The free online publication formerly known as Qorreo has been relaunched as Iberosphere - News, Comment and Analysis on Spain, Portugal and Beyond. It has some good articles on a wide range of topics and is a lot more meaty than most of the English-language media covering Spain. If you are on Facebook you can get alerts for new articles there.


----------



## VFR (Dec 23, 2009)

Alcalaina said:


> The free online publication formerly known as Qorreo has been relaunched as Iberosphere - News, Comment and Analysis on Spain, Portugal and Beyond. It has some good articles on a wide range of topics and is a lot more meaty than most of the English-language media covering Spain. If you are on Facebook you can get alerts for new articles there.

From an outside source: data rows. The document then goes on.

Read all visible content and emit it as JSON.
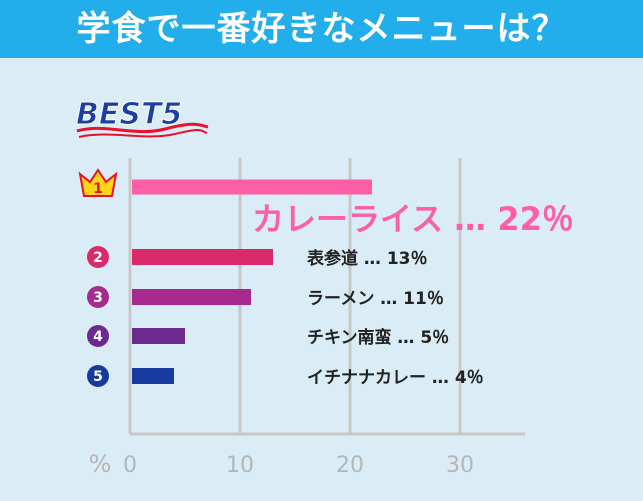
{
  "title": "学食で一番好きなメニューは？",
  "badge": "BEST5",
  "chart_data": {
    "type": "bar",
    "orientation": "horizontal",
    "unit_label": "%",
    "xlim": [
      0,
      35
    ],
    "x_ticks": [
      0,
      10,
      20,
      30
    ],
    "grid": true,
    "categories": [
      "カレーライス",
      "表参道",
      "ラーメン",
      "チキン南蛮",
      "イチナナカレー"
    ],
    "values": [
      22,
      13,
      11,
      5,
      4
    ],
    "ranks": [
      "1",
      "2",
      "3",
      "4",
      "5"
    ],
    "separator": "…",
    "value_suffix": "％",
    "colors": [
      "#fe5ea7",
      "#db2a6c",
      "#a72a8e",
      "#6a2a8e",
      "#173b9f"
    ]
  }
}
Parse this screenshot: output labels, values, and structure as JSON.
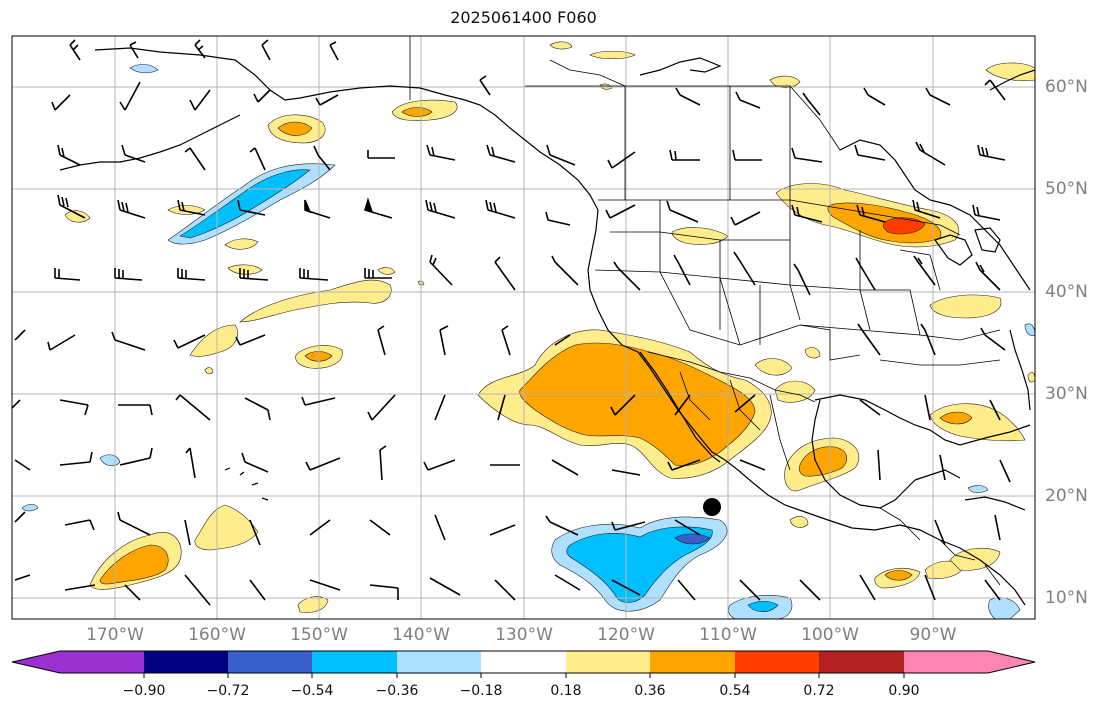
{
  "title": "2025061400 F060",
  "longitude_labels": [
    "170°W",
    "160°W",
    "150°W",
    "140°W",
    "130°W",
    "120°W",
    "110°W",
    "100°W",
    "90°W"
  ],
  "latitude_labels": [
    "60°N",
    "50°N",
    "40°N",
    "30°N",
    "20°N",
    "10°N"
  ],
  "colorbar": {
    "tick_labels": [
      "−0.90",
      "−0.72",
      "−0.54",
      "−0.36",
      "−0.18",
      "0.18",
      "0.36",
      "0.54",
      "0.72",
      "0.90"
    ],
    "colors": [
      "#9b30d0",
      "#000080",
      "#3a5fcd",
      "#00bfff",
      "#b0e0ff",
      "#ffffff",
      "#ffec8b",
      "#ffa500",
      "#ff3d00",
      "#b22222",
      "#ff85b3"
    ]
  },
  "map_data": {
    "type": "contour-fill-with-wind-barbs",
    "domain": {
      "lon_min": -180,
      "lon_max": -80,
      "lat_min": 8,
      "lat_max": 65
    },
    "marker": {
      "name": "black-dot",
      "lon": -111,
      "lat": 19
    }
  }
}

Yes some interesting articles & thanks for the link.


----------



## Pesky Wesky (May 10, 2009)

Alcalaina said:


> The free online publication formerly known as Qorreo has been relaunched as Iberosphere - News, Comment and Analysis on Spain, Portugal and Beyond. It has some good articles on a wide range of topics and is a lot more meaty than most of the English-language media covering Spain. If you are on Facebook you can get alerts for new articles there.


I'll definitely be looking at this, thanks!


----------